Expanding sales tax receips set records across Summit County in 2018

For the fifth year running, Frisco has posted record-setting sales tax revenue.

But the Summit County town isn’t in a league of its own here, as consistently rising sales revenues have been recorded not just in Frisco, but across the county in Breckenridge, Silverthorne and Dillon, as well.

In fact, Breckenridge has seen rising sales tax revenue going back to at least to 2015, when the town had over $494 million in gross taxable sales. Jumping anywhere from $20 million to $50 million a year every year since then, Breckenridge’s total taxable sales topped $612 million in 2018 based on the town’s latest financial report.

The report notes that December was another strong month for Breckenridge with estimated sales tax revenue ringing up 5.36 percent ahead of the same month last year. Closing out the year, taxable sales in Breckenridge were 8.49 percent — or over $47 million — ahead of 2017.

After a disappointing November — one of only two months in 2018 that the town saw a decline — Silverthorne’s sales tax revenues rebounded in December with a 4.4 percent increase over December 2017.

Sales tax returns and payments for the year will continue to trickle in, according to the town’s financial officials, who expect to issue a finalized report for 2018 in March. Still, Silverthorne’s preliminary sales tax revenues show the town’s up 4.46 percent over 2017.

Boosted by traffic from the ice castles last winter, Dillon began 2018 on a tear with double-digit growth throughout the first three months of the year before the blockbuster growth rates returned to more reasonable levels in the spring and summer months.

With all 12 months now reported, Dillon ended 2018 with 4.13 percent month-over-month growth in December to finish out the year 8.65 percent ahead of 2017’s sales tax revenues.

In Frisco, December’s sales tax receipts exceeded most everyone’s expectations with 9.35 percent growth over December 2017, which boosted the town’s sales tax revenues for all of 2018 to 6.74 percent higher than they were the year before.

Frisco revenue specialist Chad Most attributed some of that growth to “advantageous skiing and riding conditions, especially as compared to late 2017,” but sales tax revenues have been growing since the nation emerged from the Great Recession.

And expanding sales do not come without some challenges, including the responsible management of such growth, the exacerbation of affordable housing issues, infrastructure concerns and changes to community character, among others, Most said.

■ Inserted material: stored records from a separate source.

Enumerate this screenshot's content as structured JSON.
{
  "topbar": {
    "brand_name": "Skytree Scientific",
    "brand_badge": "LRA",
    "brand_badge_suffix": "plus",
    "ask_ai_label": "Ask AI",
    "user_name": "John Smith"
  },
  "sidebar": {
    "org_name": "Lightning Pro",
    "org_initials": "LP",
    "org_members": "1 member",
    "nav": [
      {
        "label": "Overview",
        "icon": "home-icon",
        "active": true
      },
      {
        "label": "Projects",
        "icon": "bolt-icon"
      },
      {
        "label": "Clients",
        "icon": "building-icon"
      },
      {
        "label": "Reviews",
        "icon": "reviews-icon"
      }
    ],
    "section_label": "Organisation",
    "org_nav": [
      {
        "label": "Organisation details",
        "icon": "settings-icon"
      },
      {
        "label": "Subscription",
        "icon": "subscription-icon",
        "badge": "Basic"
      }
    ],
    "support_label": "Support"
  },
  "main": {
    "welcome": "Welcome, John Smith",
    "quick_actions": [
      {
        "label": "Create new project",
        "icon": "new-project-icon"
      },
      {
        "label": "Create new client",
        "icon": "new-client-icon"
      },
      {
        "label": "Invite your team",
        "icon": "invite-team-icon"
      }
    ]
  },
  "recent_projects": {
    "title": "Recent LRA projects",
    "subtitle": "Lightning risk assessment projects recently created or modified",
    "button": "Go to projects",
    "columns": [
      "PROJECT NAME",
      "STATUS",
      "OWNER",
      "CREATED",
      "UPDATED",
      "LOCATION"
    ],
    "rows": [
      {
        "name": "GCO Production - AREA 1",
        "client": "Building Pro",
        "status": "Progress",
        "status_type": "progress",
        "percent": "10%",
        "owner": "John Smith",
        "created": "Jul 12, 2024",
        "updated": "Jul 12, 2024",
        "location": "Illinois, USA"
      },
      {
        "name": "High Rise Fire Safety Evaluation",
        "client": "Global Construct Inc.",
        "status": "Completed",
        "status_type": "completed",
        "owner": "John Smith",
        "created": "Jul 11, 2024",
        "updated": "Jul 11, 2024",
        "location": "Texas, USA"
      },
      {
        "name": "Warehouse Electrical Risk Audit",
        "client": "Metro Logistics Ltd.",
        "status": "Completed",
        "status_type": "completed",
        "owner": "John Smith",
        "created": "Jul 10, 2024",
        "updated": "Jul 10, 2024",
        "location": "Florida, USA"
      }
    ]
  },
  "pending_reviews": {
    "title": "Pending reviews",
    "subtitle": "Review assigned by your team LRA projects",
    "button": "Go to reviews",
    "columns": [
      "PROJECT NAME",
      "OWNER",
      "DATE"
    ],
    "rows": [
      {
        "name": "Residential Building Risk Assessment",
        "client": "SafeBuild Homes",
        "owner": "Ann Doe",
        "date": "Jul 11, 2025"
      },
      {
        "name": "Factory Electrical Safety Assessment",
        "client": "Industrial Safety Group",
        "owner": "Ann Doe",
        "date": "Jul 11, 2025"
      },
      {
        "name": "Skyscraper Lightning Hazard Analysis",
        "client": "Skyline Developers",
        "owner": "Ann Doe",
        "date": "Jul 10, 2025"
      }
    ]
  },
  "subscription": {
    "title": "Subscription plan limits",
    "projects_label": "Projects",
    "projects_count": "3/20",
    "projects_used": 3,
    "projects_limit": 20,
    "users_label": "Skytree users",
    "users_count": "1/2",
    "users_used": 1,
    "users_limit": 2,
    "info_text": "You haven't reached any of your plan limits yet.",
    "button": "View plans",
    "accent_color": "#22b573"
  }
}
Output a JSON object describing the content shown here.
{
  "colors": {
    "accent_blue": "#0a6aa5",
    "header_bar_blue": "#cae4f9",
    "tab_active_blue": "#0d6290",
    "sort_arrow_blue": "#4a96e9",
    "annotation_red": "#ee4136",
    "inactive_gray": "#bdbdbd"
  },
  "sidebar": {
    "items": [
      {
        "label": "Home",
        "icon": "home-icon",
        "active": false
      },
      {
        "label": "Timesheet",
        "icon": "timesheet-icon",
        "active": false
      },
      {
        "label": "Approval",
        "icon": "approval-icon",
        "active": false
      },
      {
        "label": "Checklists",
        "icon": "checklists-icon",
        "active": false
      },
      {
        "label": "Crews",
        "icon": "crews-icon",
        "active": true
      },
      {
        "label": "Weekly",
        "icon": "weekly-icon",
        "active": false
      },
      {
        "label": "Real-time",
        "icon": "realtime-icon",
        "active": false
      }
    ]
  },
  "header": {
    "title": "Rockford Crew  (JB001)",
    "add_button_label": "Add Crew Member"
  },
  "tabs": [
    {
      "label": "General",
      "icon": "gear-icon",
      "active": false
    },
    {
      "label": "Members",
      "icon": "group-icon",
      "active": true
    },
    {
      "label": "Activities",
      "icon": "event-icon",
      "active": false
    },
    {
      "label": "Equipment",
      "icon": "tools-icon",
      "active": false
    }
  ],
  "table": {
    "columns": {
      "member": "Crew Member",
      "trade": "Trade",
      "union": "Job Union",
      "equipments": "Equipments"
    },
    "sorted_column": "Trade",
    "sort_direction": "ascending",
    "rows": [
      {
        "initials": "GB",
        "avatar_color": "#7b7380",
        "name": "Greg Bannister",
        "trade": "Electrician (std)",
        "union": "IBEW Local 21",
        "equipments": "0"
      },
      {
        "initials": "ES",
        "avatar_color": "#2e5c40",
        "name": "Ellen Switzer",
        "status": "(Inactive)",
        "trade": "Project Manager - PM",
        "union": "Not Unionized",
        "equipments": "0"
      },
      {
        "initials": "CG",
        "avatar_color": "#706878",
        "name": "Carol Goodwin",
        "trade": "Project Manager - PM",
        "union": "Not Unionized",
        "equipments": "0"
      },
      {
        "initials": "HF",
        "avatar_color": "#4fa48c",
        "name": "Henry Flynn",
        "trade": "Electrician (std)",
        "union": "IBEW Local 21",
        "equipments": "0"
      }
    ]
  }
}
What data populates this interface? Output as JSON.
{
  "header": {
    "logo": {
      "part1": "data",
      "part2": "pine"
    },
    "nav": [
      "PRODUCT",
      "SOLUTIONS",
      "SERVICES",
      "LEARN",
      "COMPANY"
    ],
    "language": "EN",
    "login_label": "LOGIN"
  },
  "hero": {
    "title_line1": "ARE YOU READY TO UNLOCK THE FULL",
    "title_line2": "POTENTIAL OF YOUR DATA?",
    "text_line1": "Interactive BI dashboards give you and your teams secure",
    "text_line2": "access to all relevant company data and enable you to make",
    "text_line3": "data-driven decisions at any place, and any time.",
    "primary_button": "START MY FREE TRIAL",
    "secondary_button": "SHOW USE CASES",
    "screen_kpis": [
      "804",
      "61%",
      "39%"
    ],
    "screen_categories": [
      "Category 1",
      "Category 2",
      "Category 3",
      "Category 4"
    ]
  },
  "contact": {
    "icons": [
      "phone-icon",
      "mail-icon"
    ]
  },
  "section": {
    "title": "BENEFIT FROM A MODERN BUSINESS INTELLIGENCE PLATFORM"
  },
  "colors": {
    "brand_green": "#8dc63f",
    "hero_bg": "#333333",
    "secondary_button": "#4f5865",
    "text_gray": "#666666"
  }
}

“Complacency may also be a side effect of almost a decade of uninterrupted increases in commercial activity,” he warned. “Though staff remains bullish on the short-term Frisco economy, downside risks are in the forefront of our minds as we plan for the mid- and long-terms.”

Those risks could include having an economy operating at or near capacity or growing volatility in politics, the climate or stock markets. Typical economic cyclicality presents another reason that Most hesitates to project the same levels of growth to continue too far into the future.

“None of which is to say we shouldn’t be incredibly encouraged by the strides our business community has made in recent years, with the support of forward-looking infrastructure and marketing improvement efforts undertaken by the town,” Most said. However, as a nod to caution, he also recalled that Frisco’s sales tax revenues declined by almost $1 million between 2007 and 2009.